‘What sort of church do we want to be in the future?’
The Church of Scotland is one of Scotland’s largest charities. The goal of the National Office is to support, resource and serve the Church in its work including the promotion and resourcing of worship, prayer and discipleship; the recruitment, support, training and development of ministers, and staff; engagement with society, the world church and ecumenical partners; theological reflection and creative thinking; delivery of social care; provision of financial and legal services; church law advice and related judicial procedures; and regulatory compliance, audit and safeguarding services.
The Assembly Trustees monitor the activities of the charitable estate to ensure that the church’s work provides public benefit, and this is achieved through the facilitation of the contributions made by thousands of our members who give their financial resources willingly and sacrificially. Our aim is to build and strengthen local congregations as centres of worship, care, nurture, service, witness and mission. As a Church we still have 280,000 loyal members – what an amazing resource. Our challenge is motivating them – how powerful could we be if they were mobilised as champions of the Gospel and focused on the new era of evangelism and discipleship. It is too easy to start off by talking about the money (and shortage of it) and using it as the excuse for being frozen and unable to act. We’ve shown so often when we have a purpose we can fund and achieve our missional goals – it is true that God will provide.
The biggest single expense within the national budget remains paying for ministry at about £35m – this is our main source of inspiration to others and sustaining this is recognised as our greatest challenge. That is where much of our future effort and funding will be targeted. This is also where every member of our church, every leader, every disciple has a role to play. In support of this we recognise the need to invest which is where our new training and recruitment programme comes into play. Then we have Seeds for Growth available to fund new local pioneering and mission activity.

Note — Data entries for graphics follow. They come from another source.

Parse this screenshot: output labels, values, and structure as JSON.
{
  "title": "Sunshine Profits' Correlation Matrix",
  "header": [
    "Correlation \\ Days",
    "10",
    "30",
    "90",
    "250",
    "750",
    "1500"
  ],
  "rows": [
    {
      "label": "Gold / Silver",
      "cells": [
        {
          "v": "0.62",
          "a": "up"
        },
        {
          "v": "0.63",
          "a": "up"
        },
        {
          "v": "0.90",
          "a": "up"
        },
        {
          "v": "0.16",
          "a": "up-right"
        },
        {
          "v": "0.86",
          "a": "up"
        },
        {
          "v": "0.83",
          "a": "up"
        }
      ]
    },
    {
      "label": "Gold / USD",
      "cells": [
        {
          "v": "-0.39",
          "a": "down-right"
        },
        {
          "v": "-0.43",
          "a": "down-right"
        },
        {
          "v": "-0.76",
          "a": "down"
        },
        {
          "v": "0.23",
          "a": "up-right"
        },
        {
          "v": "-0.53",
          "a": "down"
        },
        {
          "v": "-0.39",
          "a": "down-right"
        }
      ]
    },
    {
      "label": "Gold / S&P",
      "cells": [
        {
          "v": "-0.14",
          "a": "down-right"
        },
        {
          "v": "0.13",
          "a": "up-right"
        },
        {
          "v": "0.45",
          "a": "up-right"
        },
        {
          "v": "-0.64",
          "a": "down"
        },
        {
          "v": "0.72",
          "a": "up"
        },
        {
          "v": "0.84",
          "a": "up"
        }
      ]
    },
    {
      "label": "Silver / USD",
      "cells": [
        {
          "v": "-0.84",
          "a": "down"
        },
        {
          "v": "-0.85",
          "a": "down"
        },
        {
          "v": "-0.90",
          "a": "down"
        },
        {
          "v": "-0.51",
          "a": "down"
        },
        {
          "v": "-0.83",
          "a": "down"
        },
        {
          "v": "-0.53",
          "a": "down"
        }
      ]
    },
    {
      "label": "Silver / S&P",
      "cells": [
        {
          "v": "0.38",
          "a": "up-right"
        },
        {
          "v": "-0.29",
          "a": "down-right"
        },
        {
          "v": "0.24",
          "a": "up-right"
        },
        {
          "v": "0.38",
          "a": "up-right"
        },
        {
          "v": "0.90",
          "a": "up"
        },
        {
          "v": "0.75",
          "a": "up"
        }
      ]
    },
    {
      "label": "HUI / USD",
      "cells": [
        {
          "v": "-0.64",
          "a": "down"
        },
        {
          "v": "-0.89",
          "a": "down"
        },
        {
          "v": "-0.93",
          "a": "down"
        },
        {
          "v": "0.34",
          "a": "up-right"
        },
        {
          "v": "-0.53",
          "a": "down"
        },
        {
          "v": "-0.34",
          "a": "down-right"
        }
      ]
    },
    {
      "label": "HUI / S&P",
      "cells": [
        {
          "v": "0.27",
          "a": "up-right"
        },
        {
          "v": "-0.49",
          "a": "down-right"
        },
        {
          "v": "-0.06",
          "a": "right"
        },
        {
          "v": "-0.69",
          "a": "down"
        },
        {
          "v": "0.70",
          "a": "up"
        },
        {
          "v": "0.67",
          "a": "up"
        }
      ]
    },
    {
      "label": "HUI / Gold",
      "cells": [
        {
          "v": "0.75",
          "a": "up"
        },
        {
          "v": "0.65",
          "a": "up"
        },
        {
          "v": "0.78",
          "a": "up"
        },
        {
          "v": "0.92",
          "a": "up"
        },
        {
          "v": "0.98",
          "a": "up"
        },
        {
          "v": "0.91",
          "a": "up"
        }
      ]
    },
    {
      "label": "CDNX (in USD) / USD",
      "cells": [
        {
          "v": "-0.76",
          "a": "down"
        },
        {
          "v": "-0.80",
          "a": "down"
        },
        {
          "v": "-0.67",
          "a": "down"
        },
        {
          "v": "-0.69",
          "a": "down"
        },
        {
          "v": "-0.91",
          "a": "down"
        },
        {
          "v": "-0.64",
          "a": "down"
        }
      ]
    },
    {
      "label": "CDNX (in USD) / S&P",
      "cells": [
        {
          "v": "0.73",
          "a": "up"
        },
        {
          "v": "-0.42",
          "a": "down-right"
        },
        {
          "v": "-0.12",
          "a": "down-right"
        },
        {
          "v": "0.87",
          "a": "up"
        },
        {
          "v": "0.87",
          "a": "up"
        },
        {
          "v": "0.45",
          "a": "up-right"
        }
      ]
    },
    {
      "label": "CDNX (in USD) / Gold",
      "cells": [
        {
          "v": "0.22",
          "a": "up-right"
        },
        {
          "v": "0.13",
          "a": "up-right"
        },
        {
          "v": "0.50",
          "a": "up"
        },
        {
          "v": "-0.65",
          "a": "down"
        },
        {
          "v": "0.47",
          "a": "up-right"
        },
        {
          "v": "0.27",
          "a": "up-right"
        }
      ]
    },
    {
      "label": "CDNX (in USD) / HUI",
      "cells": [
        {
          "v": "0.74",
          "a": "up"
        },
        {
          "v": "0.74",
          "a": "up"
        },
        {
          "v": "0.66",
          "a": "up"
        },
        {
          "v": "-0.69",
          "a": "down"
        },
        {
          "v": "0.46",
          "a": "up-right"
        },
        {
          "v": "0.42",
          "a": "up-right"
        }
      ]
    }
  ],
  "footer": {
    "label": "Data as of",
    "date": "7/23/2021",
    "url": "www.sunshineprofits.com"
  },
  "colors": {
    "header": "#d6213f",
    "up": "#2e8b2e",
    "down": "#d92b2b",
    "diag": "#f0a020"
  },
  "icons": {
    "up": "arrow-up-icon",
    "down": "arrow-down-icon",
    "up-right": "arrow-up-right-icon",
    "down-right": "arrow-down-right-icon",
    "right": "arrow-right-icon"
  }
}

Stewardship is important – not giving the minimum of our time, talent and money to get by but thinking about the narrative of generosity and the difference our actions at every level of the Church can make to our Church and world. As for our existing buildings they are for so many people the most important thing and the fixation – they are to be ‘protected at all costs’ and yet alone they will not be what saves us and maybe will just get in the way of progress in some cases.
The Assembly Trustees are taking actions, as charity trustees must do, to ensure the Church’s financial sustainability but many of these actions are only buying us time. The key question is what sort of Church do we want to be in the future – one that has simply shrunk to fit the available financial and people resources or one that is looking beyond the constraints, buildings and initial mission planning to a world where we aren’t shackled but are free to really reform our church and our ways. The hope is that there will be a transfusion of energy into the missional dynamics of the Church as a whole, whose outward face and core constitution is gradually moulded to a form that will serve the nation in the coming decades in approaches truly engaging with society and culture which currently sees us as irrelevant.